Ontology highlight
ABSTRACT: Design
Single-center, double-blind, placebo-controlled randomized pilot clinical trial (NCT03454087).Setting
Tertiary-care medical center in Pittsburgh, PA.Patients
Critically ill adult patients within 48 hours of sepsis diagnosis and with established enteral access.Interventions
Participants were randomized 1:1 to receive a continuous water (placebo) or enteral dextrose infusion (50% dextrose; 0.5 g/mL) at 10 mL per hour for 24 hours.Measurements and main results
We randomized 58 participants between June 2018 and January 2020 (placebo: n = 29, dextrose: n = 29). Protocol adherence was high with similar duration of study infusion in the placebo (median duration, 24 hr [interquartile range, 20.9-24 hr]) and dextrose (23.9 hr [23-24 hr]) groups (p = 0.59). The primary outcome of circulating interleukin-6 at end-infusion did not differ between the dextrose (median, 32 pg/mL [19-79 pg/mL]) and placebo groups (24 pg/mL [9-59 pg/mL]; p = 0.13) with similar results in other measures of the systemic host immune response.

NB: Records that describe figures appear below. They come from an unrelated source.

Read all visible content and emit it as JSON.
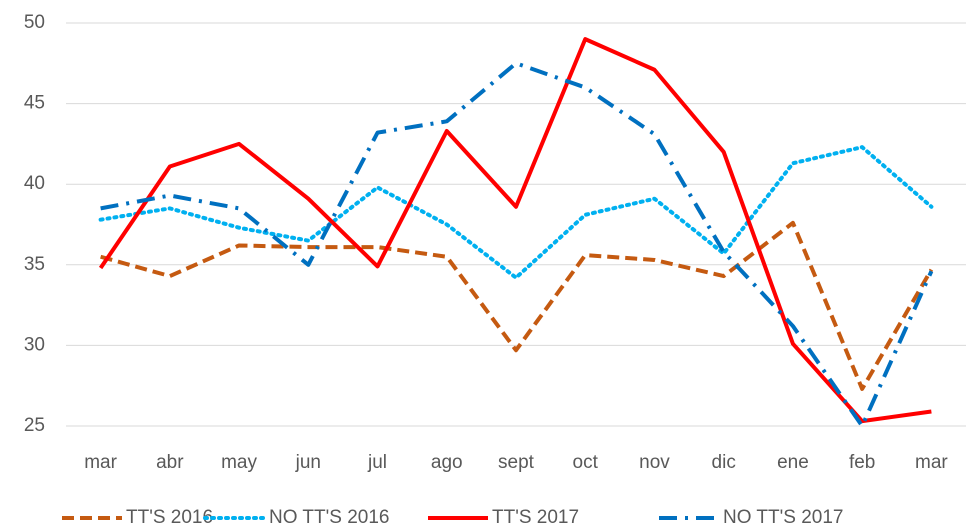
{
  "chart_data": {
    "type": "line",
    "categories": [
      "mar",
      "abr",
      "may",
      "jun",
      "jul",
      "ago",
      "sept",
      "oct",
      "nov",
      "dic",
      "ene",
      "feb",
      "mar"
    ],
    "series": [
      {
        "name": "TT'S 2016",
        "color": "#c55a11",
        "style": "dashed",
        "values": [
          35.5,
          34.3,
          36.2,
          36.1,
          36.1,
          35.5,
          29.7,
          35.6,
          35.3,
          34.3,
          37.6,
          27.3,
          34.7
        ]
      },
      {
        "name": "NO TT'S 2016",
        "color": "#00b0f0",
        "style": "dotted",
        "values": [
          37.8,
          38.5,
          37.3,
          36.5,
          39.8,
          37.5,
          34.2,
          38.1,
          39.1,
          35.7,
          41.3,
          42.3,
          38.6
        ]
      },
      {
        "name": "TT'S 2017",
        "color": "#ff0000",
        "style": "solid",
        "values": [
          34.8,
          41.1,
          42.5,
          39.1,
          34.9,
          43.3,
          38.6,
          49.0,
          47.1,
          42.0,
          30.1,
          25.3,
          25.9
        ]
      },
      {
        "name": "NO TT'S 2017",
        "color": "#0070c0",
        "style": "dashdot",
        "values": [
          38.5,
          39.3,
          38.5,
          35.0,
          43.2,
          43.9,
          47.5,
          46.0,
          43.1,
          35.8,
          31.2,
          25.0,
          34.6
        ]
      }
    ],
    "ylim": [
      25,
      50
    ],
    "yticks": [
      25,
      30,
      35,
      40,
      45,
      50
    ],
    "grid": true,
    "legend": "bottom"
  }
}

Enteral dextrose increased circulating glucose-dependent insulinotropic peptide (76% increase; 95% CI [35-119]; p < 0.01) and insulin (53% [17-88]; p < 0.01) compared with placebo consistent with preclinical studies, but also increased blood glucose during the 24-hour infusion period (153 mg/dL [119-223] vs 116 mg/dL [91-140]; p < 0.01). Occurrence of emesis, ICU and hospital length of stay, and 30-day mortality did not differ between the placebo and enteral dextrose groups.Conclusions
Early infusion of low-level enteral dextrose in critically ill septic patients increased circulating levels of insulin and the incretin hormone glucose-dependent insulinotropic peptide without decreasing systemic inflammation.